All mobile plant operators should be verified as competent prior to commencing work. A VoC confirms operators’ stated experience and abilities via a documented skills and knowledge assessment.

How is a VoC done?

Typically, a site supervisor conducts VoCs. While there is no single set of requirements for a VoC, it is suggested that they combine qualifications, experience, risk identification, plant knowledge and practical observation.

It is recommended that a formal process is designed for, and applied to, each item of plant. A VoC need not be complex, however, it should include any specific knowledge and skills that an operator requires to safely use the plant.

How long does a VoC last?

This is an important consideration when developing a VoC and should reflect the nature of your operations. A VoC could be valid for a specified time period (e.g. 12 months) or only for a specific site or project.

Similarly, when a machine is altered or changed in any way, the VoC process should be undertaken again to ensure operators understand its new parameters.

Further, a VoC might be suspended following an incident or investigation, until the operator is again deemed competent.

Pre-requisites for VoC applicant

  • Current licence or relevant unit of competency.
  • Logbooks or work diaries, work documents or other evidence of competency and experience.
  • Site induction or authorisation.

 Pre-requisites for VoC verifier

  • Relevant experience with the plant item in question (may work in tandem with Subject Matter Expert [SME] if required).
  • Certificate IV in Training or other VoC qualification.
  • Site induction and typically site supervisor, trainer or team leader.

VoC considerations

  • Plant make and model: Not all equipment (even of the same type) is identical. There can be differences in controls, design, responsiveness, and performance characteristics.
  • Attachments: Some plant have various attachments or tools (e.g. excavator/auger, water cart/sprayers).
  • Modifications: Has the equipment been altered? Changes could affect guards, visibility, weight and technologies used.
  • Restrictions: Specific site or area of site, time restrictions.
  • Licensing and registration: Is work undertaken on roads? For any equipment operating on roads or public access areas, you must consider registration and the effects of public liability cover.
  • Risk categorisation of plant items: Different equipment may have different requirements e.g. for training and assessment.
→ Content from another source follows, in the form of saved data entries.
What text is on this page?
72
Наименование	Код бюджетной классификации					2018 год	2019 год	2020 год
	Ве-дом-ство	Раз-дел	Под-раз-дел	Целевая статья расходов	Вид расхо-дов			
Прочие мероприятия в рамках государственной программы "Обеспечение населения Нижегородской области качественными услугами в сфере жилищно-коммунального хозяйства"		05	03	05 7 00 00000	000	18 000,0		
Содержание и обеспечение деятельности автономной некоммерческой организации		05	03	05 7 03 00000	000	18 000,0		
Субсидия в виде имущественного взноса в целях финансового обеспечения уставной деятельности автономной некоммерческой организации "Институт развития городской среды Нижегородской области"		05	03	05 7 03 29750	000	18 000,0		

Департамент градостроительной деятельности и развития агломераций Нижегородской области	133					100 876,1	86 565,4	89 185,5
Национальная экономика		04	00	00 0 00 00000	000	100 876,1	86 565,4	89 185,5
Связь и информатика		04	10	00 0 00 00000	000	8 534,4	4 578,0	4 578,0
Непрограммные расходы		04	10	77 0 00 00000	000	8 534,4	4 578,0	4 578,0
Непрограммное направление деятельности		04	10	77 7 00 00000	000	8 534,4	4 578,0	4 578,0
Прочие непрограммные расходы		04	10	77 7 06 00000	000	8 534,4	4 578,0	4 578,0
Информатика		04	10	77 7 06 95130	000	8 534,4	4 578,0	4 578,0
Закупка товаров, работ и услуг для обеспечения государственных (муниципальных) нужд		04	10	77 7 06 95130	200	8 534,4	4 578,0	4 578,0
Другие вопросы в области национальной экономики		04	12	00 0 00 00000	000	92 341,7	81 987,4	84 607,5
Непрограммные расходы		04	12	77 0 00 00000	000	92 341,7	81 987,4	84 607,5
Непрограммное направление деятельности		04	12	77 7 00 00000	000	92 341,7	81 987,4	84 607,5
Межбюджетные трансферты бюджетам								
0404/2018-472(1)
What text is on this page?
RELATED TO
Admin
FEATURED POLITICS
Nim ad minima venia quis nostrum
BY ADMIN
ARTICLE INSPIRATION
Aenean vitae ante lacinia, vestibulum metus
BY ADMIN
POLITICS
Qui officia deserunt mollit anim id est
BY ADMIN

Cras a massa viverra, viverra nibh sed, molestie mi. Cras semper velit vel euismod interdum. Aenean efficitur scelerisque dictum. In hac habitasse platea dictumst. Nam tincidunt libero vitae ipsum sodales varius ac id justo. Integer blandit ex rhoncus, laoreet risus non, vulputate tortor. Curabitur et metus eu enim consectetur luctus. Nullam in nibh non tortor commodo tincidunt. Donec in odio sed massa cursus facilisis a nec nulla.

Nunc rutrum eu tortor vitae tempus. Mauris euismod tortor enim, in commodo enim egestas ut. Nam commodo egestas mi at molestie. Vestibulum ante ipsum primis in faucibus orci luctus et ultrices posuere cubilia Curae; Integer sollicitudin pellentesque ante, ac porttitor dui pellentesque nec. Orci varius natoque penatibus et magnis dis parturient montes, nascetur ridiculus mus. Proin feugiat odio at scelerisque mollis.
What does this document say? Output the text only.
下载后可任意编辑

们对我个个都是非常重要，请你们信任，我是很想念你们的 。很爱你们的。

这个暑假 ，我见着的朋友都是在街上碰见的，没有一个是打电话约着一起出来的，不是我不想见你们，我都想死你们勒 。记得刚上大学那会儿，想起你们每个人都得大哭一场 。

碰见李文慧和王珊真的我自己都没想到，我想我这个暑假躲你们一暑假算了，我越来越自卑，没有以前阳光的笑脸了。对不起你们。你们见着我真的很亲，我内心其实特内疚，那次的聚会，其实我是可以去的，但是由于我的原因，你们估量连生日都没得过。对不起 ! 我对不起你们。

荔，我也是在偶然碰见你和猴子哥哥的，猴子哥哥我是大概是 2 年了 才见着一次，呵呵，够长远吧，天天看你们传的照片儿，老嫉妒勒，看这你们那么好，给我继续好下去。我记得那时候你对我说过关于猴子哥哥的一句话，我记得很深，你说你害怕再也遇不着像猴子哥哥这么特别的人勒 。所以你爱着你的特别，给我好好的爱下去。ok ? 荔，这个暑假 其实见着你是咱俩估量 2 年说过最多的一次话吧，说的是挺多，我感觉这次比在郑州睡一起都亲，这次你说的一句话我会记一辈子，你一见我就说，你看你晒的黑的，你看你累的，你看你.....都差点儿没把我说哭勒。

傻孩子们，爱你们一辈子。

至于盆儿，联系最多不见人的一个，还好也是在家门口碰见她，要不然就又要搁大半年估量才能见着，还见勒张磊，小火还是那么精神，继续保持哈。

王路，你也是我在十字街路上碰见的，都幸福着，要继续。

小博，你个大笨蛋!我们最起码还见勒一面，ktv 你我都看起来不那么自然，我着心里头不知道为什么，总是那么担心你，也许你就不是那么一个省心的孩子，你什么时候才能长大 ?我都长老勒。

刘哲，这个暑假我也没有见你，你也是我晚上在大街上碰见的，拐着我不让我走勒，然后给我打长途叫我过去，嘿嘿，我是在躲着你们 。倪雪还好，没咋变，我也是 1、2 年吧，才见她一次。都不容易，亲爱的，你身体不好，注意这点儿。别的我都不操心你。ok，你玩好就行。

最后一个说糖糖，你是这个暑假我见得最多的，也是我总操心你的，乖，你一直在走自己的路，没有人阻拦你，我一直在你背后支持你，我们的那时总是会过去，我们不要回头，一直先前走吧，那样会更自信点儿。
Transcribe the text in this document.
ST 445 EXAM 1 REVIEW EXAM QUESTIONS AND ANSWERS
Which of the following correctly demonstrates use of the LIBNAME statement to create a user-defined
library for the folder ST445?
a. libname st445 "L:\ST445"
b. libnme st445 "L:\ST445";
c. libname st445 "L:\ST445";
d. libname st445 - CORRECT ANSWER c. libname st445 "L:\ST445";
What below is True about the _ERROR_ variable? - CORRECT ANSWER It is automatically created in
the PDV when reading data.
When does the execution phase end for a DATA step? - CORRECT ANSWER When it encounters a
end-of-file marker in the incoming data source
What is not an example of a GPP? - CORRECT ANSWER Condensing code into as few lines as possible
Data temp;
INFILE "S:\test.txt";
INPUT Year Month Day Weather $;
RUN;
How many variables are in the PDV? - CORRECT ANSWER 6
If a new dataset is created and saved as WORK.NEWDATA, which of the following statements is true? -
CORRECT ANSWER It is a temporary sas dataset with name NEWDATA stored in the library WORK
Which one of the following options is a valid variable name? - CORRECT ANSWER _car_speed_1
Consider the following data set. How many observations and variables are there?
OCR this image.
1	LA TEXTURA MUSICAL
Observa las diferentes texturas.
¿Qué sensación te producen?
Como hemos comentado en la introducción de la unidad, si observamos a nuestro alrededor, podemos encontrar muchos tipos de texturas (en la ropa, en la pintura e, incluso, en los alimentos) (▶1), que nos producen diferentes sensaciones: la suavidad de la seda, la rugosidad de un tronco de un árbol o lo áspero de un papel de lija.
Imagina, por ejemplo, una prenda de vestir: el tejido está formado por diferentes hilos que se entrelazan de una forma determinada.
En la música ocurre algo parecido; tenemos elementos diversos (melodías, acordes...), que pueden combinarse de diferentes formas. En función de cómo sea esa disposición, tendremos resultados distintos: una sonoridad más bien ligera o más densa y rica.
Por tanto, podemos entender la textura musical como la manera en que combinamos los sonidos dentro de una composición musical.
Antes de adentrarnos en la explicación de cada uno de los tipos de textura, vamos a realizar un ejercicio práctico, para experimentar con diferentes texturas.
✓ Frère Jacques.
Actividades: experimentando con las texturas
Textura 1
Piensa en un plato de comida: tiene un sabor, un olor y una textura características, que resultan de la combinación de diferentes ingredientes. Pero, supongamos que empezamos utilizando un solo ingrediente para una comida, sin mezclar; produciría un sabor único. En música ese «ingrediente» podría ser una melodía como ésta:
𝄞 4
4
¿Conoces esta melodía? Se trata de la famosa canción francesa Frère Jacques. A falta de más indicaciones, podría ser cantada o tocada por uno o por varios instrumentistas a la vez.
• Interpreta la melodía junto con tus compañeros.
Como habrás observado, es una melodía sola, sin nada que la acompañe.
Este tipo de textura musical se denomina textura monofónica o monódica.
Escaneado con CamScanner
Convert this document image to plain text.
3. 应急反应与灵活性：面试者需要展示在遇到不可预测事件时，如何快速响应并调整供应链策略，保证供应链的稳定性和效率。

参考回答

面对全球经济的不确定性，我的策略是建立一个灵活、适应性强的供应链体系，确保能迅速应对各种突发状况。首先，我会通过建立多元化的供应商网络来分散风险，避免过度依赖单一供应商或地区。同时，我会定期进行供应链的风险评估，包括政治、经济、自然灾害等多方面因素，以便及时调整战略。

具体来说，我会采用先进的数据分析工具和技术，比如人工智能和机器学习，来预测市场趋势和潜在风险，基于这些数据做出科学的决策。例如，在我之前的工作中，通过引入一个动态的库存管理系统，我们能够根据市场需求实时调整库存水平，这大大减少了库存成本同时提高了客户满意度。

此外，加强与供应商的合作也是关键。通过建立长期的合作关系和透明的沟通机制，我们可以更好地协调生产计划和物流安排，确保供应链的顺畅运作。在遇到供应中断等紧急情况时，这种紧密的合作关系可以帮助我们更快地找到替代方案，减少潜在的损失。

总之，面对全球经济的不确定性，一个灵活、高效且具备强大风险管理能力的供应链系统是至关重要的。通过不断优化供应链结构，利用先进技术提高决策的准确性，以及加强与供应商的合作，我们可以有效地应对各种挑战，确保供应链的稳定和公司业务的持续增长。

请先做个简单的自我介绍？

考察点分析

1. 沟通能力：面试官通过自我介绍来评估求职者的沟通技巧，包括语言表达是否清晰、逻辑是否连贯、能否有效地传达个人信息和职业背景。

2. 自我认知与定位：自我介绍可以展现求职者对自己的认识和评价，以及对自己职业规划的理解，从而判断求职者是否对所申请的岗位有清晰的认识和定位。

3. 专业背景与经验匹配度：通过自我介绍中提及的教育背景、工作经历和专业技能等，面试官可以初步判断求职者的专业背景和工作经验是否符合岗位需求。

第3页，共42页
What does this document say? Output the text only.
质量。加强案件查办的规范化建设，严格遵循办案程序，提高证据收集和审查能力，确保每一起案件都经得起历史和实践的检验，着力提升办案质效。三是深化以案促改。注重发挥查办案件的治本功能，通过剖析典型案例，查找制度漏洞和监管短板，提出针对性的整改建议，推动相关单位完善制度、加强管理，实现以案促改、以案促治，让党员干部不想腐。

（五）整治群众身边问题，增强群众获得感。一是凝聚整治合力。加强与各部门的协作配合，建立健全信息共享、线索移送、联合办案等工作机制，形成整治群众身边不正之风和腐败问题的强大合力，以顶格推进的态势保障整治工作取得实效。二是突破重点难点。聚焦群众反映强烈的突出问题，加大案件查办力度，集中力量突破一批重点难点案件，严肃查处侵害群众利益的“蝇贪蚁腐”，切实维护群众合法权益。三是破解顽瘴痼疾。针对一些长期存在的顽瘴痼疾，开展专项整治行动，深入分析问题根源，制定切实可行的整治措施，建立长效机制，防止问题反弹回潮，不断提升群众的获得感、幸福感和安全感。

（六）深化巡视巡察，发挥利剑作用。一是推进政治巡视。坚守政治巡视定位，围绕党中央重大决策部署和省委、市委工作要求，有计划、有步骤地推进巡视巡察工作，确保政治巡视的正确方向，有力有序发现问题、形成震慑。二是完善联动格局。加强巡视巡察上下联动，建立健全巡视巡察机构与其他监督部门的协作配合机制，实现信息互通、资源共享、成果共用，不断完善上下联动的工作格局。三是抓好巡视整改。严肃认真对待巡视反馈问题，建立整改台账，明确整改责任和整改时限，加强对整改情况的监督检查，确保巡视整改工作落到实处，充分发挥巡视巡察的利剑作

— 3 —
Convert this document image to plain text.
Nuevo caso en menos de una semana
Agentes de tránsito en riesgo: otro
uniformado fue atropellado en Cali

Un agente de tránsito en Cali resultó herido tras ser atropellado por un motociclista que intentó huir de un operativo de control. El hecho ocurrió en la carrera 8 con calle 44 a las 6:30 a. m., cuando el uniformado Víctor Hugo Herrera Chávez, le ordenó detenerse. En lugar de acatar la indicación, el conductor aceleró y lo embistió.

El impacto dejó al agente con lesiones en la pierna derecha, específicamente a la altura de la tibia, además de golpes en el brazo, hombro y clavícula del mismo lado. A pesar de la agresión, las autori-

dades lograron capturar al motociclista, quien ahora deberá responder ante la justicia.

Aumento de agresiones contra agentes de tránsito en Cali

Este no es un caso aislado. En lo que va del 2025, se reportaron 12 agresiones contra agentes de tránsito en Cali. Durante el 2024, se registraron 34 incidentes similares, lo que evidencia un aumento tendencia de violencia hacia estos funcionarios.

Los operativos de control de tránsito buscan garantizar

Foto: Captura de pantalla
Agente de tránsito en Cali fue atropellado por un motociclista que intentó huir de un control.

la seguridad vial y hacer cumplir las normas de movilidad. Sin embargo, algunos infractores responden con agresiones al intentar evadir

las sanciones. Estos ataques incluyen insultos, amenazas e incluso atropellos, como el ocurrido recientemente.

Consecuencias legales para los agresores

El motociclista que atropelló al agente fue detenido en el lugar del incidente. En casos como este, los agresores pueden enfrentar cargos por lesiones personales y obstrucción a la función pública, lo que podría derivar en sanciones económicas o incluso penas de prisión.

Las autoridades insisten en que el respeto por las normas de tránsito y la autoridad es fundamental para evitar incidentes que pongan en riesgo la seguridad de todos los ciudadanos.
This Form is a guide only and does not contain a definitive list of legal or regulatory requirements. To meet your legal obligations, you are required to seek independent advice to assess your circumstances.


  • Operators can prepare for a VoC assessment by reviewing relevant training materials, ensuring they are familiar with equipment manuals and safety guidelines, and staying updated on industry best practices. Practical experience and ongoing training are also important for readiness.

  • Failing to conduct regular VoC assessments can lead to increased risks of accidents, injuries, and even fatalities. It may also result in non-compliance with regulatory requirements, potentially leading to legal consequences or fines.

  • Yes, operators usually have the right to appeal or challenge assessment results if they believe there were errors in the process. Employers should have a clear and transparent appeals procedure in place.